Published online by Cambridge University Press: 15 September 2022
Introduction
Policy makers, professionals of all kinds and the general public now recognise a wide range of social factors as important determinants of health; if community health interventions can help to address such factors, they can play a valuable role in protecting and improving health and wellbeing (Shediac-Rizkallah and Bone, 1998). Publicly funded approaches that develop community capacity and connectedness may also promote stronger partnerships between communities and service providers, potentially leading to more appropriate forms of service provision. Yet, despite a high volume of research across the UK and elsewhere describing the problem of health inequalities, there is still comparatively little intervention research that helps to identify practical responses. There is also a growing expectation of ‘evidence-based practice’, which exerts great pressure to evaluate the effectiveness of community-level health interventions, although with regard to ‘what works’ at community level, there is a gap between the rhetoric of evidence-based policy and what happens on the ground, which is known to be far more complicated (Coote et al, 2004). There are thus questions about how such interventions should be evaluated and what constitutes ‘evidence’, especially when applied to novel approaches such as action research.

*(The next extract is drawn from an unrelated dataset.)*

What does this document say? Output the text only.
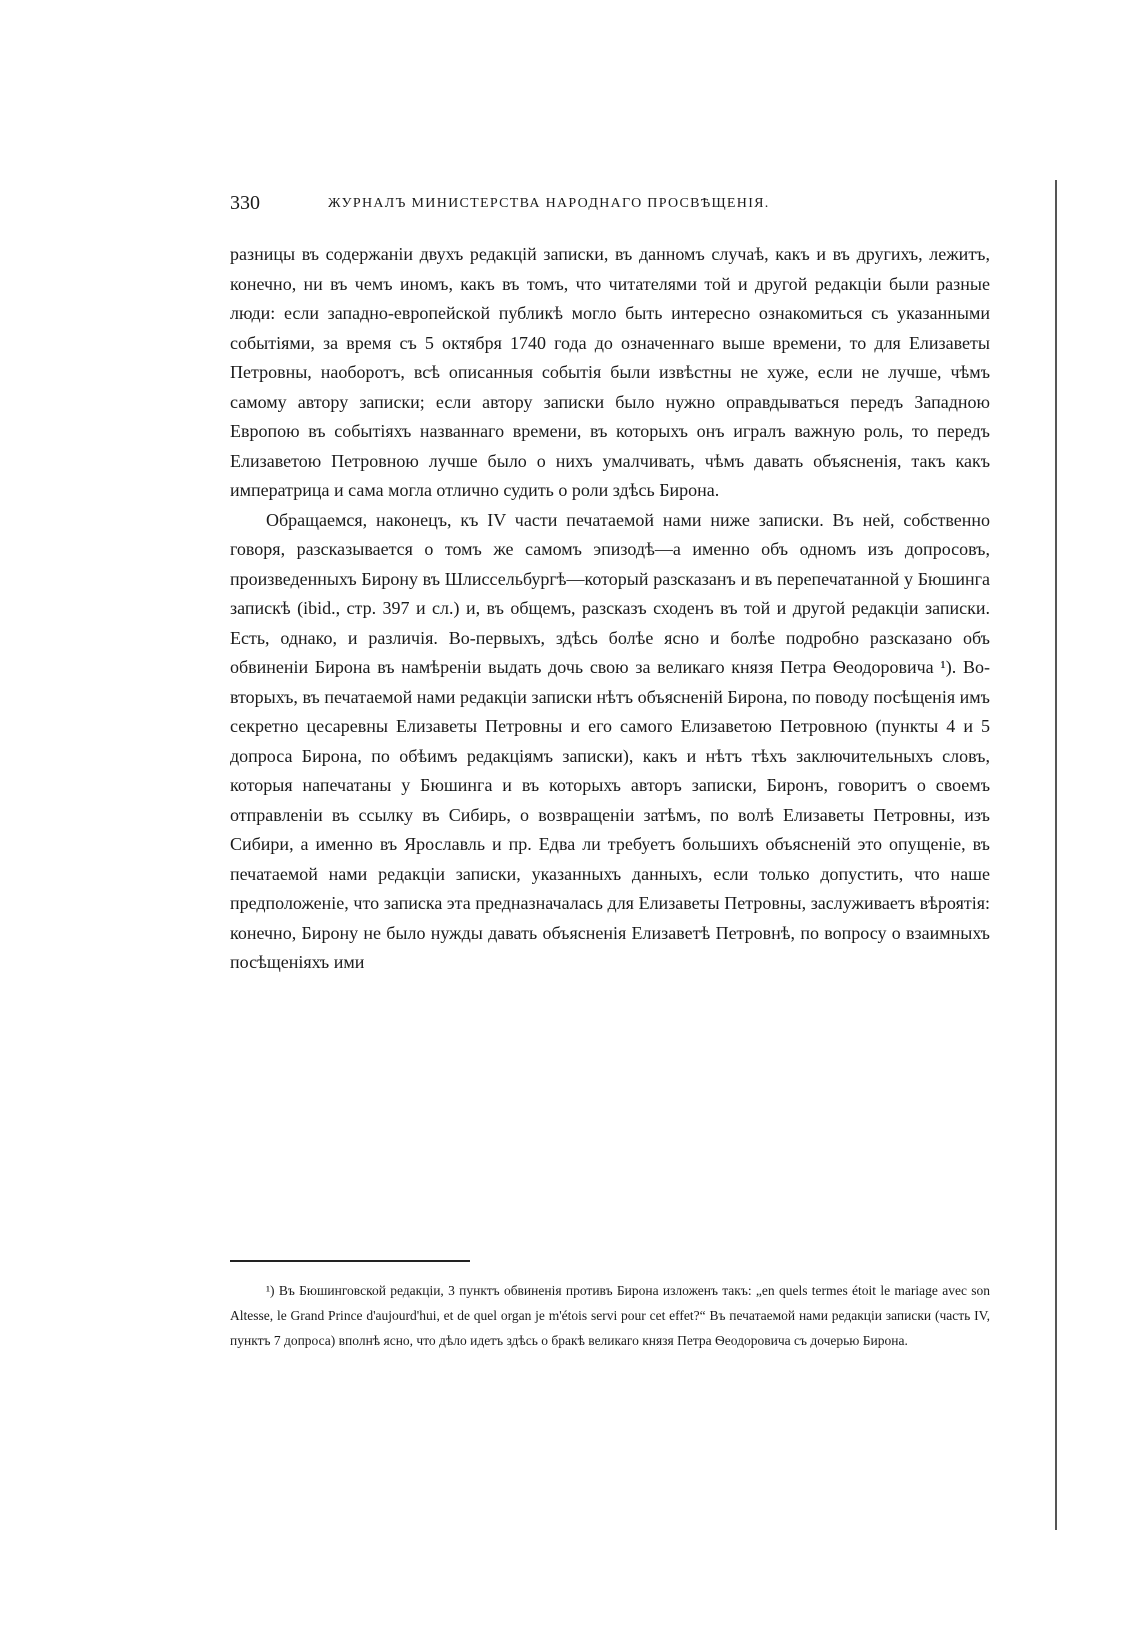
330	ЖУРНАЛЪ МИНИСТЕРСТВА НАРОДНАГО ПРОСВѢЩЕНІЯ.

разницы въ содержаніи двухъ редакцій записки, въ данномъ случаѣ, какъ и въ другихъ, лежитъ, конечно, ни въ чемъ иномъ, какъ въ томъ, что читателями той и другой редакціи были разные люди: если западно-европейской публикѣ могло быть интересно ознакомиться съ указанными событіями, за время съ 5 октября 1740 года до означеннаго выше времени, то для Елизаветы Петровны, наоборотъ, всѣ описанныя событія были извѣстны не хуже, если не лучше, чѣмъ самому автору записки; если автору записки было нужно оправдываться передъ Западною Европою въ событіяхъ названнаго времени, въ которыхъ онъ игралъ важную роль, то передъ Елизаветою Петровною лучше было о нихъ умалчивать, чѣмъ давать объясненія, такъ какъ императрица и сама могла отлично судить о роли здѣсь Бирона.

Обращаемся, наконецъ, къ IV части печатаемой нами ниже записки. Въ ней, собственно говоря, разсказывается о томъ же самомъ эпизодѣ—а именно объ одномъ изъ допросовъ, произведенныхъ Бирону въ Шлиссельбургѣ—который разсказанъ и въ перепечатанной у Бюшинга запискѣ (ibid., стр. 397 и сл.) и, въ общемъ, разсказъ сходенъ въ той и другой редакціи записки. Есть, однако, и различія. Во-первыхъ, здѣсь болѣе ясно и болѣе подробно разсказано объ обвиненіи Бирона въ намѣреніи выдать дочь свою за великаго князя Петра Ѳеодоровича ¹). Во-вторыхъ, въ печатаемой нами редакціи записки нѣтъ объясненій Бирона, по поводу посѣщенія имъ секретно цесаревны Елизаветы Петровны и его самого Елизаветою Петровною (пункты 4 и 5 допроса Бирона, по обѣимъ редакціямъ записки), какъ и нѣтъ тѣхъ заключительныхъ словъ, которыя напечатаны у Бюшинга и въ которыхъ авторъ записки, Биронъ, говоритъ о своемъ отправленіи въ ссылку въ Сибирь, о возвращеніи затѣмъ, по волѣ Елизаветы Петровны, изъ Сибири, а именно въ Ярославль и пр. Едва ли требуетъ большихъ объясненій это опущеніе, въ печатаемой нами редакціи записки, указанныхъ данныхъ, если только допустить, что наше предположеніе, что записка эта предназначалась для Елизаветы Петровны, заслуживаетъ вѣроятія: конечно, Бирону не было нужды давать объясненія Елизаветѣ Петровнѣ, по вопросу о взаимныхъ посѣщеніяхъ ими

¹) Въ Бюшинговской редакціи, 3 пунктъ обвиненія противъ Бирона изложенъ такъ: „en quels termes étoit le mariage avec son Altesse, le Grand Prince d'aujourd'hui, et de quel organ je m'étois servi pour cet effet?“ Въ печатаемой нами редакціи записки (часть IV, пунктъ 7 допроса) вполнѣ ясно, что дѣло идетъ здѣсь о бракѣ великаго князя Петра Ѳеодоровича съ дочерью Бирона.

The SHARP initiative has focused on generating learning and evidence from community-based action research that will be of use for policy and practice to address health inequalities. This chapter argues that learning and evidence can take many forms in this type of intervention, so we need to cultivate a broader understanding of what works, for whom, and at what cost. The philosophy, assumptions and principles on which community-level research is based have implications for both methodology and methods, and therefore the evidence produced.
We begin by summarising some challenges in evaluating community-based initiatives to improve health and wellbeing. We then introduce the question of what constitutes evidence and learning in the community setting for action research provided through the Sustainable Health Action Research Programme (SHARP). We describe the different approaches to evaluation and evidence taken by participants in one project, and by the overarching evaluation team whose responsibility it was to draw comparative lessons from all seven. We explain the different purposes and principles underpinning these levels of evaluation, the forms of evaluation questions asked, and the links between these and methodological choices around design, process and conduct.